Contrary to what you might initially expect a route does not return anything. Rather, all response processing (i.e. everything that needs to be done after your code has handled a request) is performed in "continuation-style" via the "responder" of the RequestContext. If you don't know what this means, don't worry. It'll become clear soon. The key point is that this design has the advantage of being completely non-blocking as well as actor-friendly since, this way, it's possible to simply send off the RequestContext to another actor in a "fire-and-forget" manner, without having to worry about results handling.

Generally when a route receives a request (or rather a RequestContext for it) it can do one of three things:

  1. Complete the request by calling requestContext.complete(...)
  2. Reject the request by calling requestContext.reject(...)
  3. Ignore the request (i.e. neither complete nor reject it)

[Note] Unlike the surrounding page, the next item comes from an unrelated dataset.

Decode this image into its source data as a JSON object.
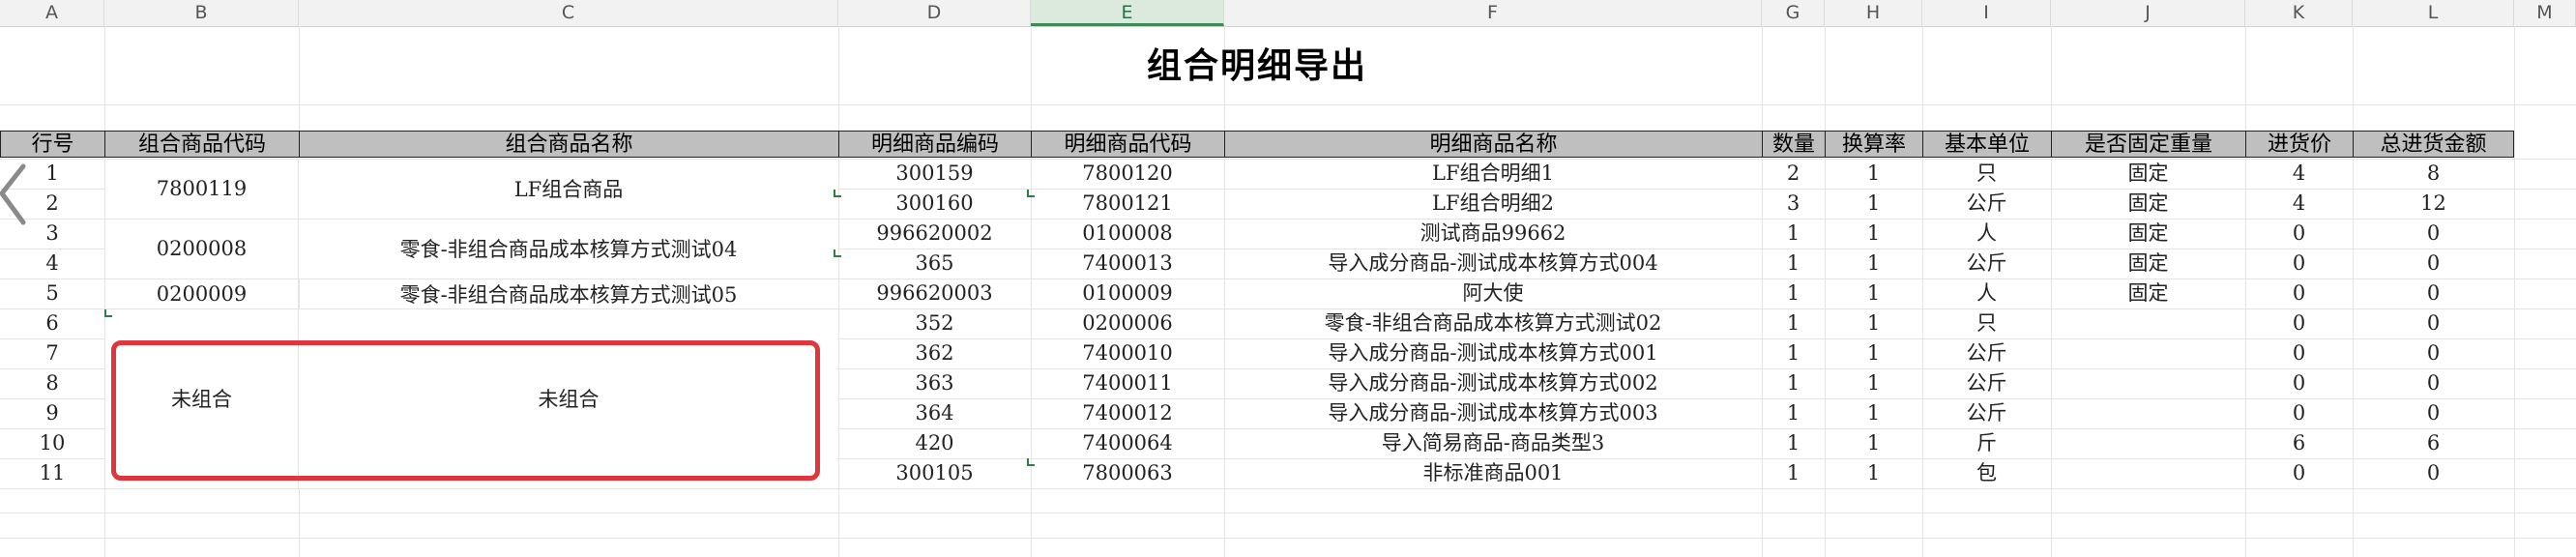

The first case is pretty clear, by calling complete the suspended request is resumed and a specific response is sent to the client. In the second case "reject" means that the route does not want to handle the request. You'll see further down in the section about route composition what this is good for. The third case is usually an error. If the route does not do anything with the request it will simply not be acted upon. This means that the client will not receive a response until the suspended request times out at which point a 500 Internal Server Error response will be generated. Therefore your routes should usually end up either completing or rejecting the request. One exception could be a scenario where you have two HttpService actors of which one performs the normal request processing and the second does some other, internal thing (like request logging). In this case it's ok when the routes of the second service do not complete or reject the request since you know that another HttpService will take care of this.

Constructing Routes

Since routes are ordinary functions RequestContext => Unit, the simplest route is

ctx => ctx.complete("Response")

or shorter:

_.complete("Response")

which simply completes all requests with a static response.

Even though you could write all your application logic as one monolithic function that inspects the RequestContext and completes it depending on its properties this type of design would be hard to read, maintain and reuse.

Therefore spray allows you to construct more complex routes from simpler ones through composition. There are three basic operations we need for this:

  • Route transformation, which delegates processing to another "inner" route but in the process changes some properties of either the incoming request, the outgoing response or both
  • Route filtering, which only lets requests satisfying a given filter condition pass and rejects all others
  • Route chaining, which tries a second route if a given first one was rejected

The last point is achieved with the simple operator '~', which is available to all routes via a "pimp", i.e. an implicit "extension". The first two points are provided by a large number of so-called "directives" which are built into spray and deliver most of its power and flexibility.